Les ambitions de Fortescue se sont précisées le 5 novembre, à l’occasion de la visite dans la capitale congolaise de sa directrice générale adjointe, Julie Shuttleworth, pour s’y entretenir avec le premier ministre Sylvestre Ilunga et Alexy Kayembe de Bampende, le conseiller spécial en charge des infrastructures auprès de Félix Tshisekedi. D’après les informations d’Africa Intelligence, la direction de Fortescue a présenté à ses interlocuteurs un chronogramme détaillant son projet pour le Grand Inga, et plus particulièrement pour Inga III, pour lequel l’australien propose une offre de construction évaluée à 6 milliards de dollars.

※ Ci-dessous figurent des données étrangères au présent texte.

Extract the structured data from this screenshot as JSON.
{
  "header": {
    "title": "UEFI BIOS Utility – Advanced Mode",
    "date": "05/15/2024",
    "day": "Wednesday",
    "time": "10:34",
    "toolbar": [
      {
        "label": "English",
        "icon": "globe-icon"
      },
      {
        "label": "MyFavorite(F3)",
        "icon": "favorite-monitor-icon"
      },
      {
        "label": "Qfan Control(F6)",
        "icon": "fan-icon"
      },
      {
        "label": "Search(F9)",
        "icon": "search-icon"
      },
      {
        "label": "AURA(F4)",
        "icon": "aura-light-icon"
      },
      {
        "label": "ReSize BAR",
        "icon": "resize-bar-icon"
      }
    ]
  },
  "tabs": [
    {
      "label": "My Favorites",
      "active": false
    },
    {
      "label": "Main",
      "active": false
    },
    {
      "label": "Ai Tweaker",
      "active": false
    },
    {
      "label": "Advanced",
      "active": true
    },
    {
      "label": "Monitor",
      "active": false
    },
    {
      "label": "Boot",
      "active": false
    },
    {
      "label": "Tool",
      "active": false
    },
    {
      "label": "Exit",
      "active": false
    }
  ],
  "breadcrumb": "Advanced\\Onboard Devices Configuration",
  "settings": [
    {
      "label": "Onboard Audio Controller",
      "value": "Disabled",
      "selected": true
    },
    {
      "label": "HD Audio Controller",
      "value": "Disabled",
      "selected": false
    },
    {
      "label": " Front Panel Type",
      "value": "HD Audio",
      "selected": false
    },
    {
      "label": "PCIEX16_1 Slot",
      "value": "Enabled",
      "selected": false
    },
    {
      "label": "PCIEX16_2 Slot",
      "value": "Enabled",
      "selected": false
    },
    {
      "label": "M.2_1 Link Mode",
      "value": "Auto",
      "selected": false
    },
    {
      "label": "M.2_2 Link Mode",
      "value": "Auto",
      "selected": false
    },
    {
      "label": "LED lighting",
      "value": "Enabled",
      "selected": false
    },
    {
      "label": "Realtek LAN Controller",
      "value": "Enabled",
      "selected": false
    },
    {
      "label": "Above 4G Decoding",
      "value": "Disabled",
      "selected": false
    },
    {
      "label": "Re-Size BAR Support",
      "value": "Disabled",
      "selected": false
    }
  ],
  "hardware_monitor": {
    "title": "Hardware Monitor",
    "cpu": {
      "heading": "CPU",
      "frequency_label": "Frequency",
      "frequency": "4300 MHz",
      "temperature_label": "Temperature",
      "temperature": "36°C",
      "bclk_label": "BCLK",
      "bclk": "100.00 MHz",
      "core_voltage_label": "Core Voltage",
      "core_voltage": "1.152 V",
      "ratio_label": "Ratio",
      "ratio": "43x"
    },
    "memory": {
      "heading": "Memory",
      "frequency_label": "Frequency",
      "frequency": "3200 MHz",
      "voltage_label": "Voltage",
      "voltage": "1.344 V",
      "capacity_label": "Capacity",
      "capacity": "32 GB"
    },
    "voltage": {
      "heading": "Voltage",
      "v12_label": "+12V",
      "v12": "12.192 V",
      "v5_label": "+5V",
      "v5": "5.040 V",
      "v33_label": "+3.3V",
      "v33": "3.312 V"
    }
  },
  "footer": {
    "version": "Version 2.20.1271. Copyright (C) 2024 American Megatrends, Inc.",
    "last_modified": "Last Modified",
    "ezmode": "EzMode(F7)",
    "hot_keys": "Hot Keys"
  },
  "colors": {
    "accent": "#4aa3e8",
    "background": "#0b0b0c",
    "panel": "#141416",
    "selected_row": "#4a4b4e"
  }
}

Sauf que le développement de ce dernier a été confié en août dernier par Kinshasa au consortium sino-espagnol The Inga Unified Consortium pour un coût estimé à 13 milliards de dollars. Séduite par l’offre de l’australien, qu’elle juge fiable et susceptible d’aller plus vite pour construire le méga-barrage, la présidence congolaise tente d’associer les deux parties. Pour ce faire, Alexy Kayembe de Bampende a récemment demandé à Fortescue de s’entretenir avec le consortium sino-espagnol afin, éventuellement, de faire aventure commune sur Inga III.
Contacté par Africa Intelligence, Fortescue n’a pas souhaité donner davantage de détails, mais a insisté sur sa volonté de « mener des études de développement dans des projets utilisant les ressources hydroélectriques de la RDC pour soutenir les opérations industrielles vertes ».